The data confirms the clinical effectiveness of canaloplasty in mild glaucoma, and that it makes sense to choose this minimally-invasive option where possible, he commented.
The iTGDR is continuing to collect data to further strengthen its findings.
Prof Barton said it should be viewed by all glaucoma surgeons to support evidence-based decision-making.
During the ICO 2026 Annual Conference, there was a dedicated glaucoma symposium, which highlighted both surgical complexity and evolving models of care.
During the symposium, Prof Barton presented on challenging glaucoma cases, encouraging discussion around surgical strategy and outcomes.
Prof Uday Devgan, Consultant Ophthalmic Surgeon, Devgan Eye Surgery, Los Angeles, US, led an interactive session on combining cataract and glaucoma surgery, focusing on complication management and decision-making.
Prof Devgan is known as the ‘cataract coach’ and has a large online following.
He recently co-led the world’s first human clinical trial of robotic-assisted cataract surgery.
Prof Devgan emphasised that complications are an inevitable part of surgical practice and that what matters most is how surgeons respond when they occur.

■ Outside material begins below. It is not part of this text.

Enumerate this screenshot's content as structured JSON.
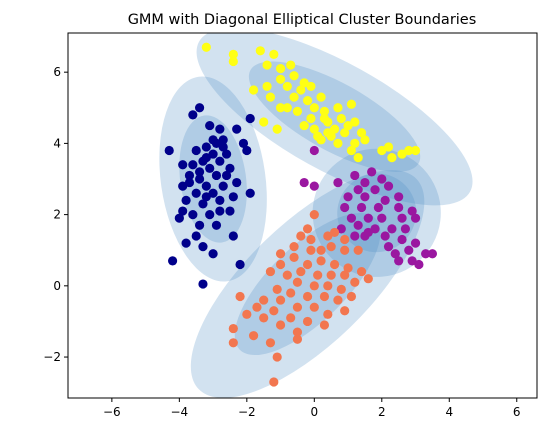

He said that, regardless of experience, surgeons should never be afraid to acknowledge a complication, pause, carefully consider the next step, and seek assistance when needed.

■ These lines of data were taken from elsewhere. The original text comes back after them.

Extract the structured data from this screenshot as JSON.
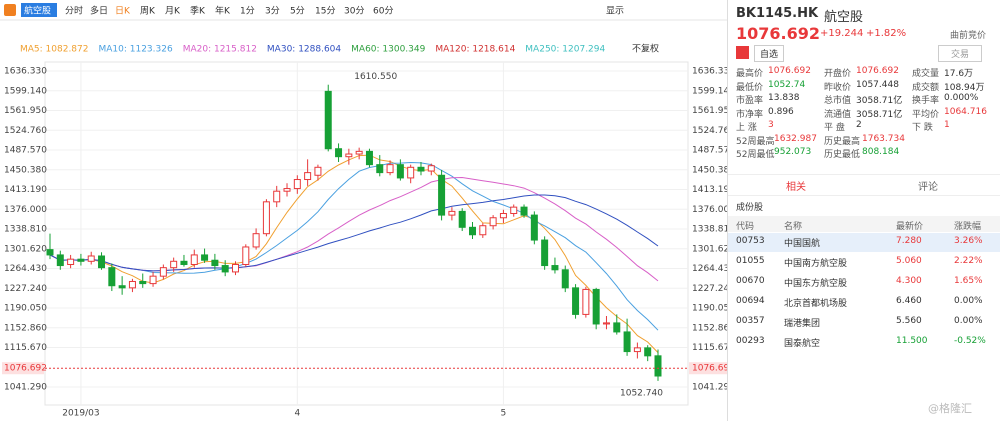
{
  "toolbar": {
    "tabs": [
      "航空股",
      "分时",
      "多日",
      "日K",
      "周K",
      "月K",
      "季K",
      "年K",
      "1分",
      "3分",
      "5分",
      "15分",
      "30分",
      "60分"
    ],
    "active": 3,
    "display": "显示"
  },
  "chart_data": {
    "type": "candlestick",
    "ma_legend": [
      {
        "label": "MA5: 1082.872",
        "color": "#f0a030"
      },
      {
        "label": "MA10: 1123.326",
        "color": "#4aa0e0"
      },
      {
        "label": "MA20: 1215.812",
        "color": "#d860c8"
      },
      {
        "label": "MA30: 1288.604",
        "color": "#3050c0"
      },
      {
        "label": "MA60: 1300.349",
        "color": "#30a040"
      },
      {
        "label": "MA120: 1218.614",
        "color": "#d03030"
      },
      {
        "label": "MA250: 1207.294",
        "color": "#40c0c0"
      }
    ],
    "adjust": "不复权",
    "categories": [
      null,
      null,
      null,
      "2019/03",
      null,
      null,
      null,
      null,
      null,
      null,
      null,
      null,
      null,
      null,
      null,
      null,
      null,
      null,
      null,
      null,
      null,
      null,
      null,
      null,
      "4",
      null,
      null,
      null,
      null,
      null,
      null,
      null,
      null,
      null,
      null,
      null,
      null,
      null,
      null,
      null,
      null,
      null,
      null,
      null,
      "5",
      null,
      null,
      null,
      null,
      null,
      null,
      null,
      null,
      null,
      null,
      null,
      null,
      null,
      null,
      null
    ],
    "open": [
      1300,
      1290,
      1272,
      1282,
      1278,
      1288,
      1266,
      1232,
      1228,
      1240,
      1236,
      1250,
      1266,
      1278,
      1272,
      1290,
      1280,
      1270,
      1258,
      1272,
      1305,
      1330,
      1390,
      1410,
      1415,
      1432,
      1440,
      1598,
      1490,
      1475,
      1480,
      1485,
      1460,
      1445,
      1460,
      1435,
      1455,
      1448,
      1440,
      1365,
      1372,
      1342,
      1328,
      1345,
      1360,
      1368,
      1380,
      1365,
      1318,
      1270,
      1262,
      1228,
      1178,
      1225,
      1160,
      1162,
      1145,
      1108,
      1115,
      1100
    ],
    "high": [
      1330,
      1298,
      1290,
      1292,
      1296,
      1295,
      1274,
      1250,
      1245,
      1255,
      1258,
      1272,
      1285,
      1290,
      1300,
      1302,
      1292,
      1280,
      1278,
      1310,
      1340,
      1395,
      1420,
      1425,
      1440,
      1470,
      1460,
      1610.55,
      1500,
      1490,
      1492,
      1490,
      1478,
      1468,
      1470,
      1460,
      1465,
      1462,
      1450,
      1380,
      1378,
      1352,
      1350,
      1365,
      1375,
      1385,
      1385,
      1372,
      1325,
      1285,
      1270,
      1235,
      1230,
      1228,
      1175,
      1178,
      1170,
      1125,
      1120,
      1112
    ],
    "low": [
      1282,
      1262,
      1265,
      1270,
      1272,
      1262,
      1222,
      1215,
      1220,
      1228,
      1230,
      1244,
      1258,
      1268,
      1266,
      1275,
      1262,
      1250,
      1252,
      1268,
      1300,
      1325,
      1380,
      1400,
      1405,
      1420,
      1430,
      1485,
      1465,
      1460,
      1470,
      1455,
      1438,
      1440,
      1430,
      1425,
      1440,
      1440,
      1355,
      1355,
      1335,
      1320,
      1322,
      1338,
      1350,
      1362,
      1360,
      1310,
      1262,
      1255,
      1220,
      1170,
      1172,
      1150,
      1150,
      1140,
      1100,
      1095,
      1090,
      1052.74
    ],
    "close": [
      1290,
      1270,
      1282,
      1278,
      1288,
      1266,
      1232,
      1228,
      1240,
      1236,
      1250,
      1266,
      1278,
      1272,
      1290,
      1280,
      1270,
      1258,
      1272,
      1305,
      1330,
      1390,
      1410,
      1415,
      1432,
      1445,
      1455,
      1490,
      1475,
      1480,
      1485,
      1460,
      1445,
      1460,
      1435,
      1455,
      1448,
      1458,
      1365,
      1372,
      1342,
      1328,
      1345,
      1360,
      1368,
      1380,
      1365,
      1318,
      1270,
      1262,
      1228,
      1178,
      1225,
      1160,
      1162,
      1145,
      1108,
      1115,
      1100,
      1062
    ],
    "up_color": "#e8383a",
    "down_color": "#16a035",
    "ylim": [
      1007.4,
      1653.3
    ],
    "yticks": [
      {
        "value": 1041.29,
        "label": "1041.290"
      },
      {
        "value": 1115.67,
        "label": "1115.670"
      },
      {
        "value": 1152.86,
        "label": "1152.860"
      },
      {
        "value": 1190.05,
        "label": "1190.050"
      },
      {
        "value": 1227.24,
        "label": "1227.240"
      },
      {
        "value": 1264.43,
        "label": "1264.430"
      },
      {
        "value": 1301.62,
        "label": "1301.620"
      },
      {
        "value": 1338.81,
        "label": "1338.810"
      },
      {
        "value": 1376,
        "label": "1376.000"
      },
      {
        "value": 1413.19,
        "label": "1413.190"
      },
      {
        "value": 1450.38,
        "label": "1450.380"
      },
      {
        "value": 1487.57,
        "label": "1487.570"
      },
      {
        "value": 1524.76,
        "label": "1524.760"
      },
      {
        "value": 1561.95,
        "label": "1561.950"
      },
      {
        "value": 1599.14,
        "label": "1599.140"
      },
      {
        "value": 1636.33,
        "label": "1636.330"
      }
    ],
    "last_price": 1076.692,
    "annotations": [
      {
        "value": 1610.55,
        "label": "1610.550",
        "index": 27
      },
      {
        "value": 1052.74,
        "label": "1052.740",
        "index": 59
      }
    ]
  },
  "quote": {
    "code": "BK1145.HK",
    "name": "航空股",
    "price": "1076.692",
    "change": "+19.244",
    "pct": "+1.82%",
    "session": "曲前竞价",
    "watch": "自选",
    "trade": "交易",
    "stats": [
      [
        [
          "最高价",
          "1076.692",
          "#e8383a"
        ],
        [
          "开盘价",
          "1076.692",
          "#e8383a"
        ],
        [
          "成交量",
          "17.6万",
          "#333"
        ]
      ],
      [
        [
          "最低价",
          "1052.74",
          "#16a035"
        ],
        [
          "昨收价",
          "1057.448",
          "#333"
        ],
        [
          "成交额",
          "108.94万",
          "#333"
        ]
      ],
      [
        [
          "市盈率",
          "13.838",
          "#333"
        ],
        [
          "总市值",
          "3058.71亿",
          "#333"
        ],
        [
          "换手率",
          "0.000%",
          "#333"
        ]
      ],
      [
        [
          "市净率",
          "0.896",
          "#333"
        ],
        [
          "流通值",
          "3058.71亿",
          "#333"
        ],
        [
          "平均价",
          "1064.716",
          "#e8383a"
        ]
      ],
      [
        [
          "上 涨",
          "3",
          "#e8383a"
        ],
        [
          "平 盘",
          "2",
          "#333"
        ],
        [
          "下 跌",
          "1",
          "#e8383a"
        ]
      ],
      [
        [
          "52周最高",
          "1632.987",
          "#e8383a"
        ],
        [
          "历史最高",
          "1763.734",
          "#e8383a"
        ]
      ],
      [
        [
          "52周最低",
          "952.073",
          "#16a035"
        ],
        [
          "历史最低",
          "808.184",
          "#16a035"
        ]
      ]
    ],
    "tabs": [
      "相关",
      "评论"
    ],
    "section": "成份股",
    "table": {
      "header": [
        "代码",
        "名称",
        "最新价",
        "涨跌幅"
      ],
      "rows": [
        [
          "00753",
          "中国国航",
          "7.280",
          "3.26%",
          "#e8383a"
        ],
        [
          "01055",
          "中国南方航空股",
          "5.060",
          "2.22%",
          "#e8383a"
        ],
        [
          "00670",
          "中国东方航空股",
          "4.300",
          "1.65%",
          "#e8383a"
        ],
        [
          "00694",
          "北京首都机场股",
          "6.460",
          "0.00%",
          "#333"
        ],
        [
          "00357",
          "瑞港集团",
          "5.560",
          "0.00%",
          "#333"
        ],
        [
          "00293",
          "国泰航空",
          "11.500",
          "-0.52%",
          "#16a035"
        ]
      ]
    }
  },
  "watermark": "@格隆汇"
}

Prof Devgan presented a series of cataract surgery video case studies, inviting the audience to decide how they would respond when specific complications arose. Speaking to MI, he said detailed surgical videos are an invaluable learning tool for both trainee and experienced surgeons.
He added that modern surgical trainees are likely to acquire skills more rapidly than previous generations, owing to advances in surgical training techniques and the widespread sharing of educational content online.
Dr David Gildea, Consultant Medical Ophthalmologist, HSE Dublin South, explored the growing need for innovative glaucoma service delivery.
These include hub-and-spoke models, virtual clinics, and multidisciplinary involvement to meet rising demand.
He noted that Ireland has the fastest ageing population in Europe, and that virtual clinics are an effective way of discharging less complex patients.
Clinics for low-risk patients led by other team members such as advanced nurse practitioners, orthoptists, and optometrists can also increase access once done correctly.